You’ve got your child’s primary school place sorted, all the forms are filled, and now it’s time to get your child ready. When getting your child ready to start ‘big school’, academic preparation is less important than developing social skills and emotional competence – your child will have years of academic lessons ahead of them. If you follow a routine and help make your child feel more comfortable about starting school, when the time comes for them to put on their uniform, the process will be easier for everyone. There are a few tips and tricks you can follow to help get your children ready for school.
When children start in Reception, they are expected to know the basics of looking after themselves. Before the term begins, encourage your child to dress themselves, fastening zips and buttons, and practicing taking their coats off and on. Also, start to teach your children how to correctly eat with a knife, fork and spoon, and enforce table manners and the etiquette of eating with others as they will be doing during lunchtime at school.
Ensuring your child can go to the toilet themselves is another important skill for your child to have. Teach them about the toilets they should use, and practicalities such as locking toilet doors. All infants are bound to have accidents during their first months at school but help them feel more confident about using the bathroom on their own, creating one less thing for them to feel nervous about.
Develop Speaking and Listening Skills
As much as concentration skills are taught and developed over the first years of education, it is important to get your children used to speaking and listening and having those vital communication skills. Encourage discussions at home, perhaps over dinner, letting everyone speak their turn without being interrupted. Practice such as this will help get your child ready to actively listen to their teacher and their peers, a transferable skill that is vital throughout their lives.
Enable Socialising Spaces
If your child has been to pre-school or nursery, they will already have begun to develop their socialising skills, having previously formed friendships in their early years. Continue encouraging them to do so, by visiting playgroups and other social activities. If your child hasn’t been to a nursery, don’t worry as there are lots of playgroups around that can get your child used to being with people of their own age.
Along with this, it is important to encourage your child to play nicely, by sharing and listening to each other. If your child has siblings encourage sharing between them, helping them get prepared for the sharing and group environment of primary school.
Teach Them to Recognise their Name
One of the first things children are taught in school is to read and write their own name. Don’t worry if your child can’t write it before they start school, but it is helpful if they have an understanding of the word and can spell it out loud – it might prevent jumpers getting lost in a locker room!
Help remove your child’s fear of the unknown by talking about school in a positive way. Children may soon pick up on your attitude and become exited and possibly less apprehensive about starting something new. With this, encourage positive behaviour by rewarding your child when they do something they should do in school, such as taking turns or following rules.

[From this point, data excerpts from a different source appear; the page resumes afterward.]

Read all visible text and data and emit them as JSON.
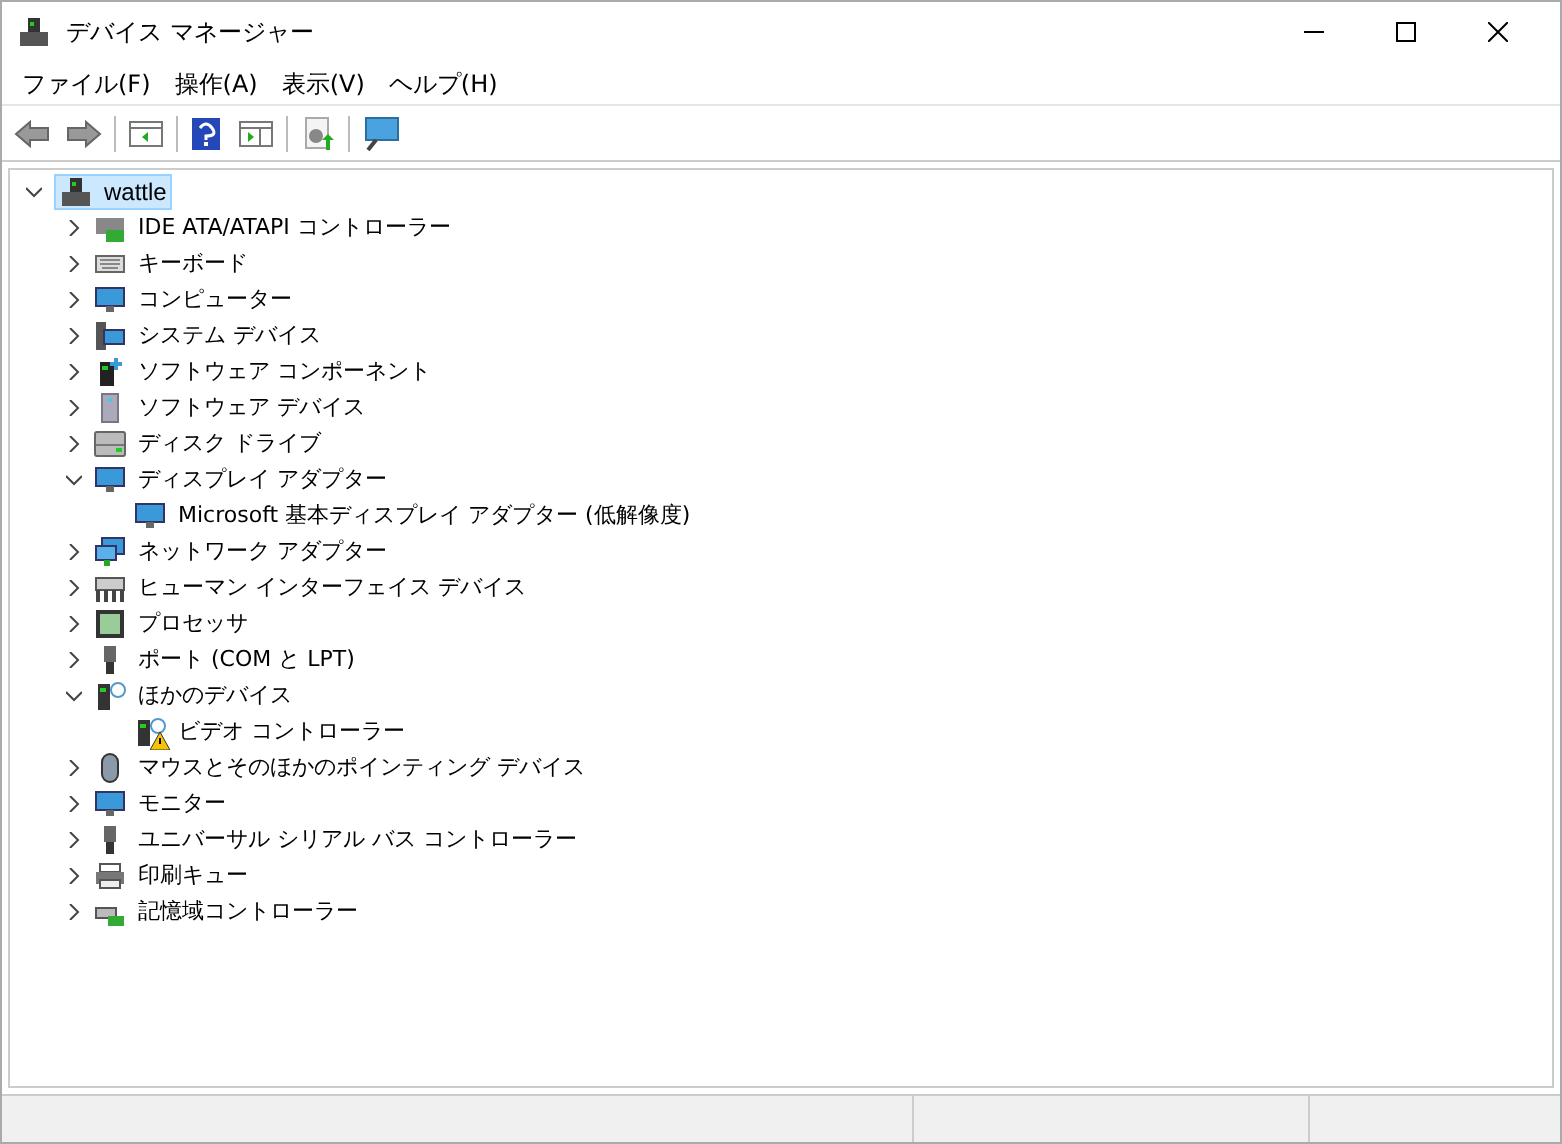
{
  "window": {
    "title": "デバイス マネージャー"
  },
  "menu": [
    "ファイル(F)",
    "操作(A)",
    "表示(V)",
    "ヘルプ(H)"
  ],
  "tree": {
    "label": "wattle",
    "selected": true,
    "expanded": true,
    "children": [
      {
        "label": "IDE ATA/ATAPI コントローラー",
        "expanded": false
      },
      {
        "label": "キーボード",
        "expanded": false
      },
      {
        "label": "コンピューター",
        "expanded": false
      },
      {
        "label": "システム デバイス",
        "expanded": false
      },
      {
        "label": "ソフトウェア コンポーネント",
        "expanded": false
      },
      {
        "label": "ソフトウェア デバイス",
        "expanded": false
      },
      {
        "label": "ディスク ドライブ",
        "expanded": false
      },
      {
        "label": "ディスプレイ アダプター",
        "expanded": true,
        "children": [
          {
            "label": "Microsoft 基本ディスプレイ アダプター (低解像度)",
            "warning": false
          }
        ]
      },
      {
        "label": "ネットワーク アダプター",
        "expanded": false
      },
      {
        "label": "ヒューマン インターフェイス デバイス",
        "expanded": false
      },
      {
        "label": "プロセッサ",
        "expanded": false
      },
      {
        "label": "ポート (COM と LPT)",
        "expanded": false
      },
      {
        "label": "ほかのデバイス",
        "expanded": true,
        "children": [
          {
            "label": "ビデオ コントローラー",
            "warning": true
          }
        ]
      },
      {
        "label": "マウスとそのほかのポインティング デバイス",
        "expanded": false
      },
      {
        "label": "モニター",
        "expanded": false
      },
      {
        "label": "ユニバーサル シリアル バス コントローラー",
        "expanded": false
      },
      {
        "label": "印刷キュー",
        "expanded": false
      },
      {
        "label": "記憶域コントローラー",
        "expanded": false
      }
    ]
  }
}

Through positive reinforcement, children can pick up good habits that will put them on the right path for succeeding in school.
Establish a Routine
Start your school day routines a couple of weeks before school starts to get your children ready for the transition. Start getting your child used to a sleeping pattern and getting up and dressed early in the morning. Establishing a routine prior to term starting will get everyone used to the timings of the day, whilst also ensuring your child will be getting enough sleep so they can be at their most productive during school hours.

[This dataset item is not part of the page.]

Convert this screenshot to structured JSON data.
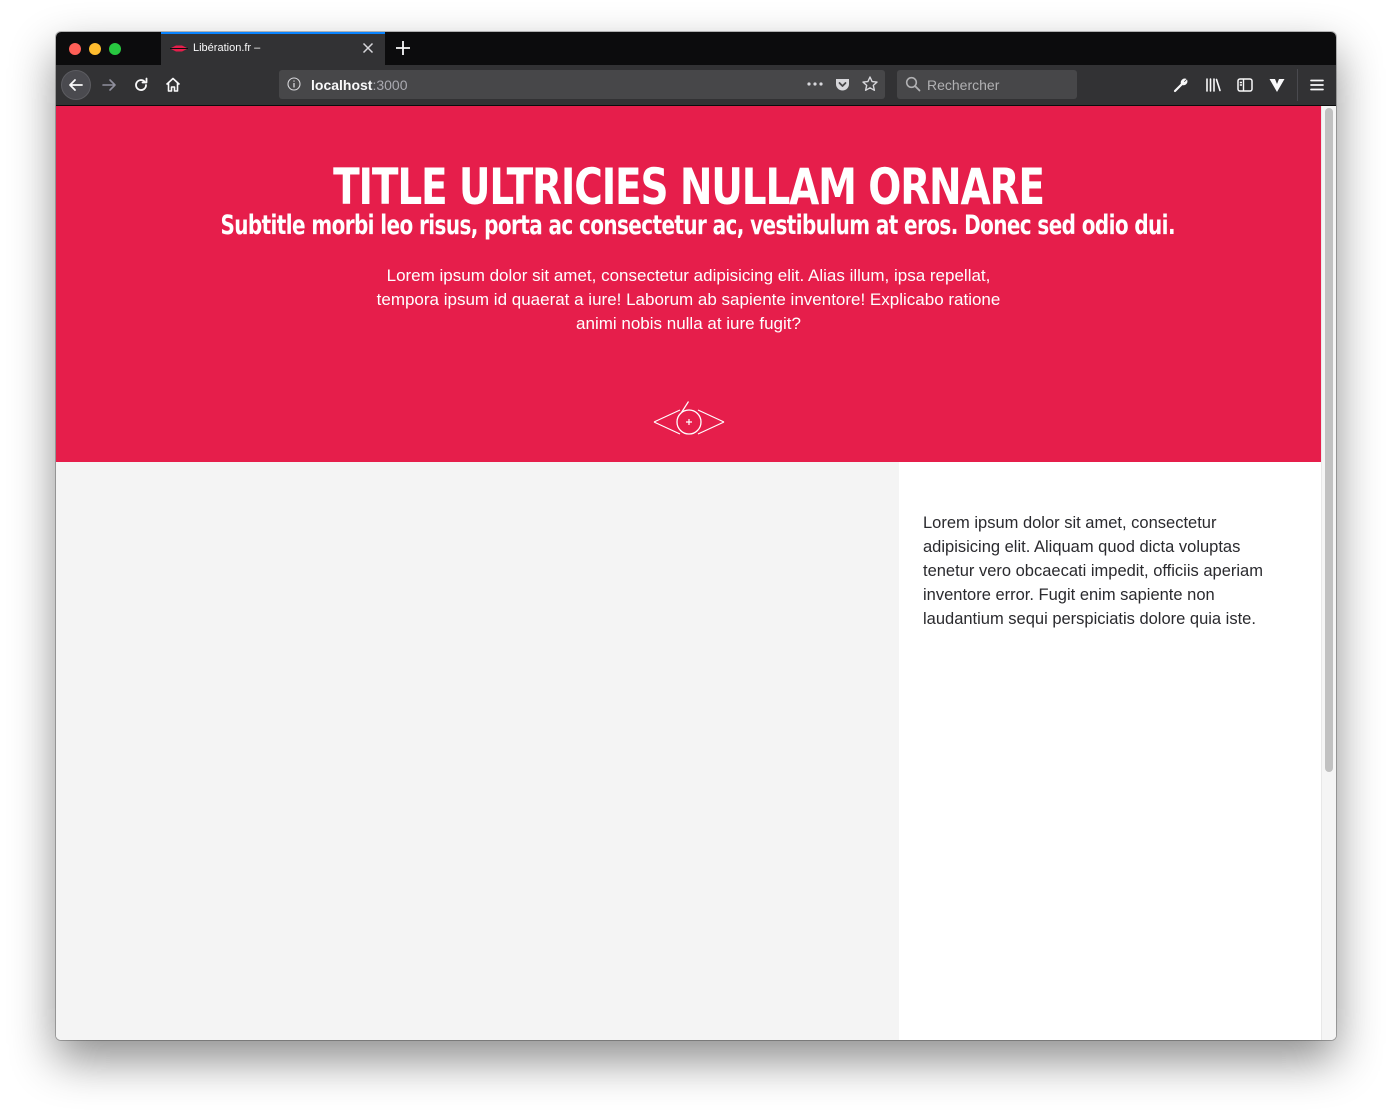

It is also important to help your children understand that school will be something they go to every week, Monday – Friday. All schools start their new students on different timetables, some schools run half-days for the first term, while others have children with summer birthdays starting a few weeks later. Whatever your school does, getting your child used to a routine and being away from you for the day will make starting at school a whole lot easier.
Starting school is a daunting and nerve-wracking time for both children (and parents!), but if you help get your child ready to take this milestone next step, they are sure to fall into a school routine happily.